One day the Siren’s will let me go
Some times I want to plunge into the total bliss that can be melancholy- to let it wrap itself around my ankles, make endless circles of my mind, and then nestle softly deep in my heart. To let the ghosts of past lives, past loves, past joys take hold and deliver me to the beauty of the not here and now. A siren call from the shore of a life that seems so long ago beckons me to memories that are now warped with time and distance but seem like soft comforts of familiarity that I can slip on, if only for a moment. Today I am lonely. The ocean seems vast and cold- a caldron of salty tears that takes me farther and farther away from any semblance of my old self. It’s her I really miss at times, the me of my memories.

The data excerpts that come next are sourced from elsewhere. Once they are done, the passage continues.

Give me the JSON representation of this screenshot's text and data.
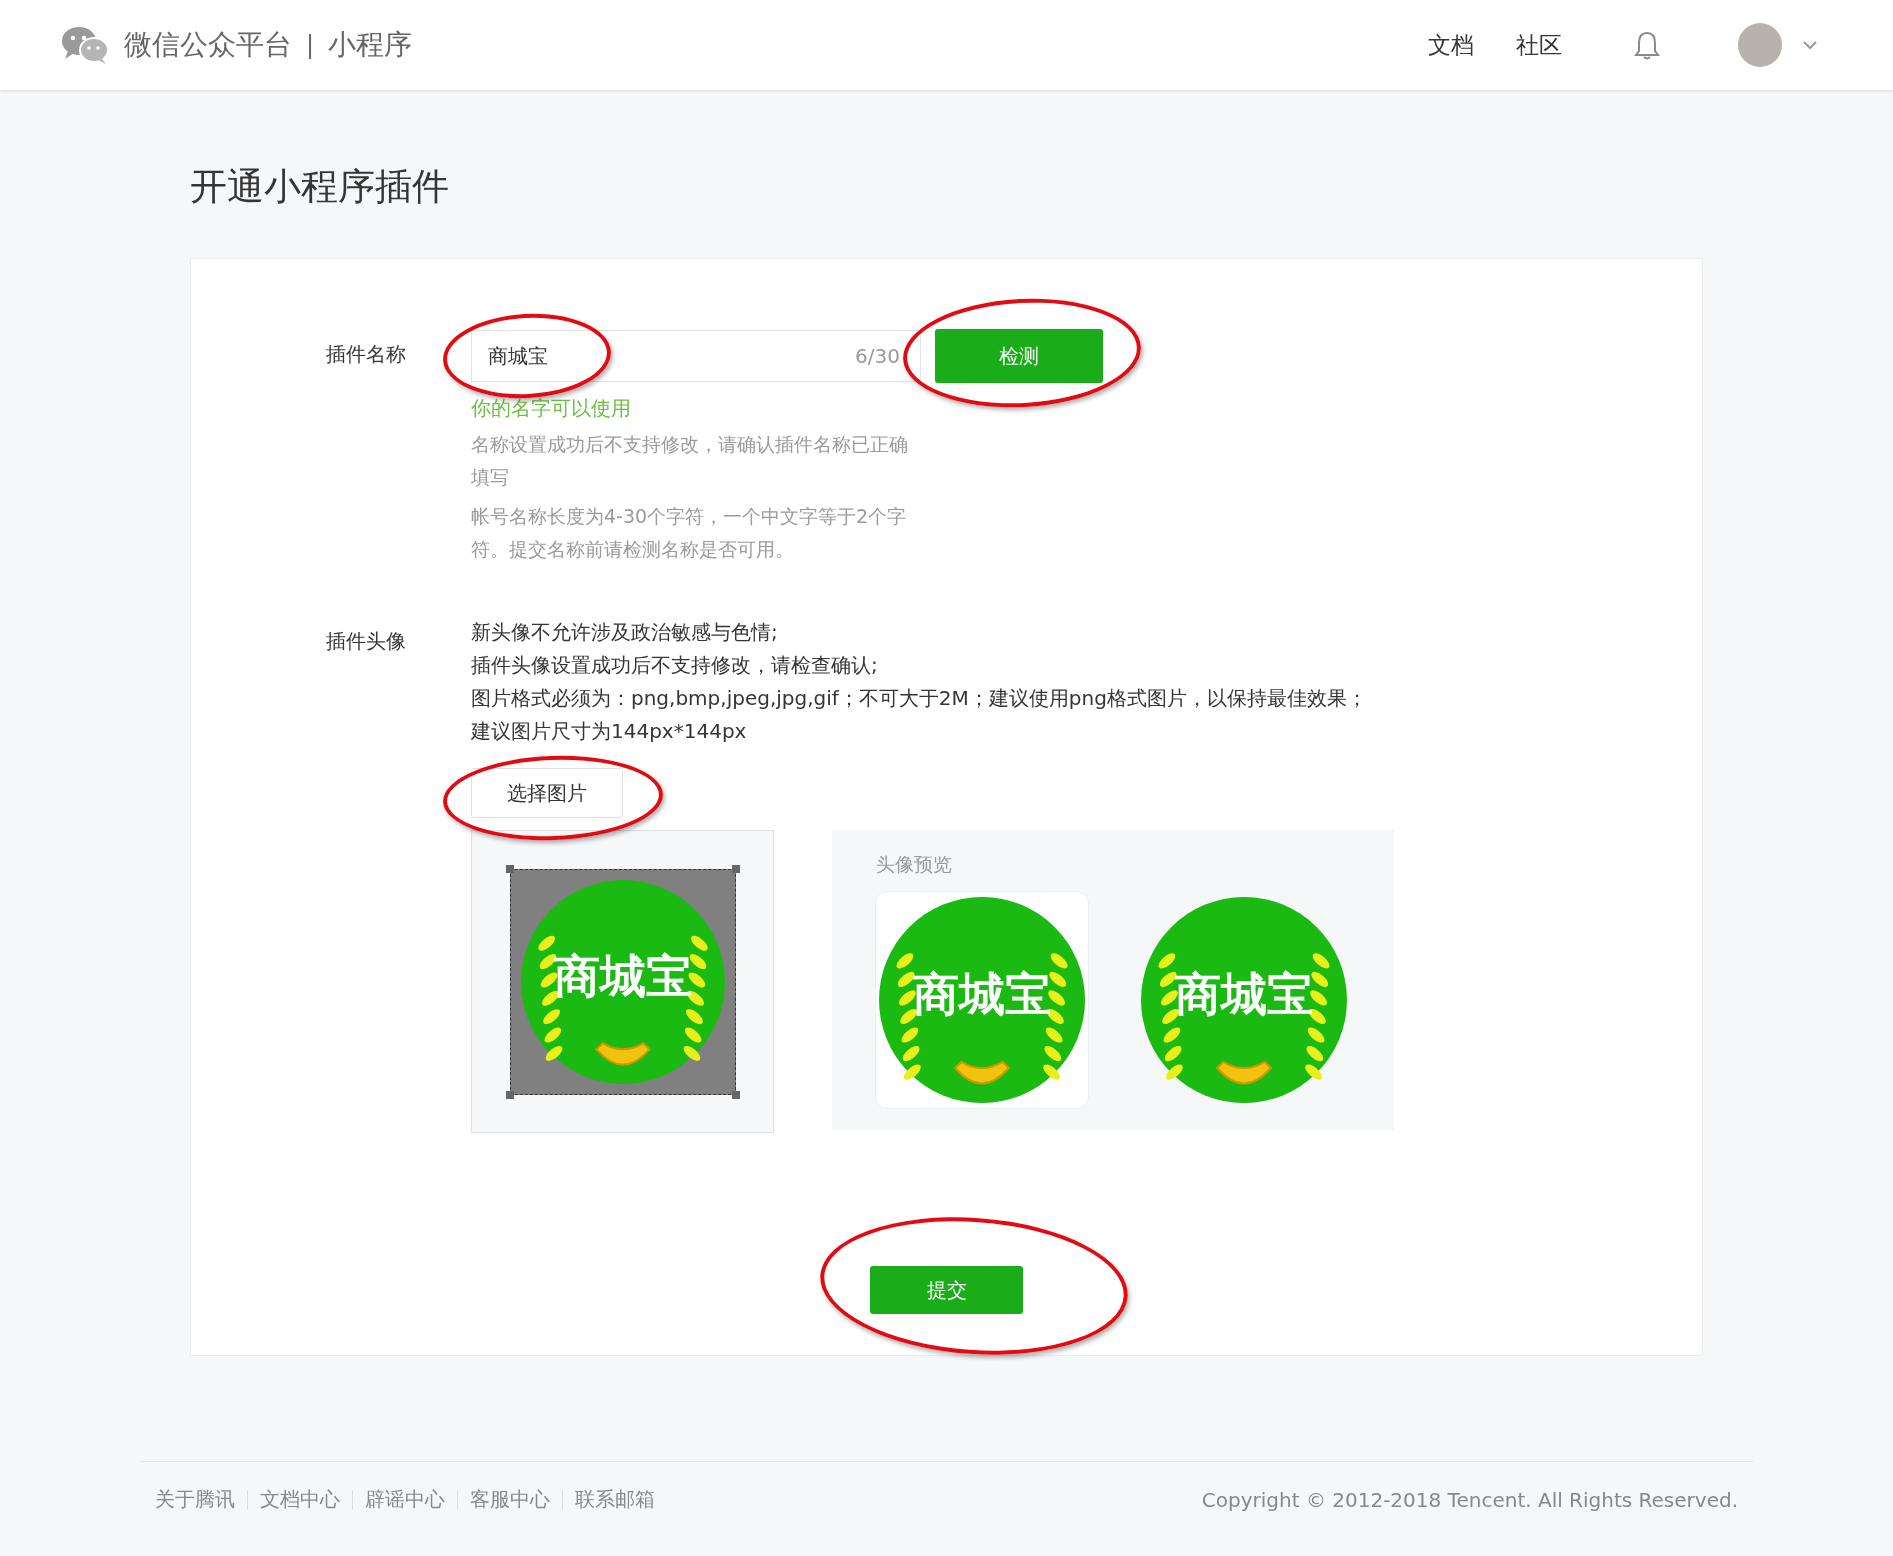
{
  "header": {
    "brand": "微信公众平台",
    "separator": "|",
    "product": "小程序",
    "nav": [
      "文档",
      "社区"
    ]
  },
  "page_title": "开通小程序插件",
  "form": {
    "name_label": "插件名称",
    "name_value": "商城宝",
    "name_counter": "6/30",
    "check_button": "检测",
    "name_status": "你的名字可以使用",
    "name_hints": [
      "名称设置成功后不支持修改，请确认插件名称已正确填写",
      "帐号名称长度为4-30个字符，一个中文字等于2个字符。提交名称前请检测名称是否可用。"
    ],
    "avatar_label": "插件头像",
    "avatar_rules": [
      "新头像不允许涉及政治敏感与色情;",
      "插件头像设置成功后不支持修改，请检查确认;",
      "图片格式必须为：png,bmp,jpeg,jpg,gif；不可大于2M；建议使用png格式图片，以保持最佳效果；建议图片尺寸为144px*144px"
    ],
    "choose_button": "选择图片",
    "editor_image_text": "商城宝",
    "preview": {
      "title": "头像预览",
      "items": [
        {
          "kind": "tile",
          "image_text": "商城宝"
        },
        {
          "kind": "round",
          "image_text": "商城宝"
        }
      ]
    },
    "submit_button": "提交"
  },
  "footer": {
    "links": [
      "关于腾讯",
      "文档中心",
      "辟谣中心",
      "客服中心",
      "联系邮箱"
    ],
    "copyright": "Copyright © 2012-2018 Tencent. All Rights Reserved."
  }
}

A trip like this shapes and changes you in ways that are far out of your control and at times I want to set it down. To lay the burden of knowing down- offer it to the world of the unknown and unseen- to undo some of these memories and let go of the haunt that leaves me so disconnected with those I have always held so close.

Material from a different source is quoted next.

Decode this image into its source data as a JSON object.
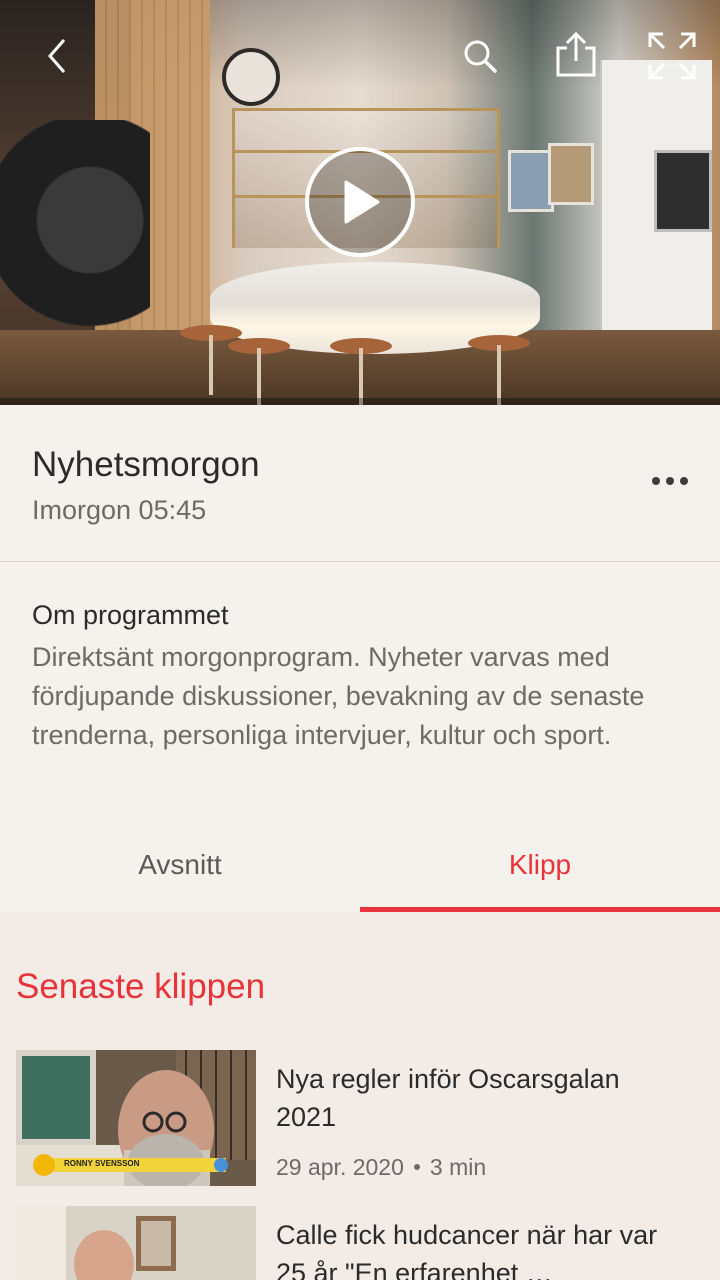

I find myself muted lately- lost in the tumbling roads that are my thoughts while I replay fixated memories like loops over and over again. While the world plays around me my mind is drifting through the streets of my life revisiting moments long ago passed. The present constantly being taunted away, seduced into the black and white film reel of my mind.
There are moments when I want to break the surface and breathe in that deep breath new air that my body so desperately aches for- to be able to combine my lives- present and future, to be freed of the burden of myself.